Means for employees to purchase stock of their company in the United States

In the United States, an employee stock purchase plan (ESPP) is a means by which employees of a corporation can purchase the corporation's capital stock, or stock in the corporation's parent company, often at a discount up to 15%. Employees contribute to the plan through payroll deductions, which accumulate between the offering date and the purchase date. On the purchase date, the company uses the accumulated funds to purchase shares in the company on behalf of the participating employees. The amount of the discount depends on the specific plan but can be around 15% lower than the market price. ESPPs can also be subject to a vesting schedule, or length of time before the stock is available to the employees, which is typically one or two years of service.

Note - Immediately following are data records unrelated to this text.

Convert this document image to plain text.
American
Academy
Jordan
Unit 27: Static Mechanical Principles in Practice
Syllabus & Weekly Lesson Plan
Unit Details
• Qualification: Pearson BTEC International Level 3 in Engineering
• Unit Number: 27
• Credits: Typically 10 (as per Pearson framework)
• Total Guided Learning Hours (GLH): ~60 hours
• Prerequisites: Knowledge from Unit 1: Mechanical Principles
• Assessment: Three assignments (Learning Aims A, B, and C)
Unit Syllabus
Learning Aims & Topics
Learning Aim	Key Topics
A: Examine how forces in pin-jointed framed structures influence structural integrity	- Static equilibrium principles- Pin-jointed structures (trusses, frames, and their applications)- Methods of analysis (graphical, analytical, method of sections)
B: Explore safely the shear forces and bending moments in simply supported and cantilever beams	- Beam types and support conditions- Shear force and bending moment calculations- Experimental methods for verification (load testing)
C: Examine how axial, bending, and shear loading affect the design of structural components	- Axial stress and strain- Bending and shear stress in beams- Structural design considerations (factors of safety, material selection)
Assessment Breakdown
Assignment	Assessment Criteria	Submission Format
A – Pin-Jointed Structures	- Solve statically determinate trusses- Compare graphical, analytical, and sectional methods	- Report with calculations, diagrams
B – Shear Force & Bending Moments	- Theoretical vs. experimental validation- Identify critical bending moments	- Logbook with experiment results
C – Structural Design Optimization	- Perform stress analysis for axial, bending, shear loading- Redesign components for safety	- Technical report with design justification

These stocks are not taxed until they are sold. If the holding is tax-qualified, then the employee may get a discount. Depending on when the employee sells the shares, the disposition will be classified as either qualified or not qualified. If the position is sold two years after the offering date and at least one year after the purchase date, the shares will fall under a qualified disposition. If the shares are sold within two years of the offering date or within one year after the purchase date the disposition will not be qualified. The majority of publicly disclosed ESPPs in the United States are tax-qualified plans that follow the rules of Section 423 of the IRC.

ESPPs differs from other types of employee stock ownership, such as employee stock ownership plans (ESOPs) in how the stocks are bought, access to the stocks (either after vesting or upon retirement), taxation for the employees, and how much these plans cost to implement for the company.

In the United States, the participation rate for ESPPs is around 30%. Many employees do not exercise their stock options for various reasons, including lack of cash flow.

In 1975, the Tax Reduction Act granted employers tax benefits on contributions to employee stock purchase plans.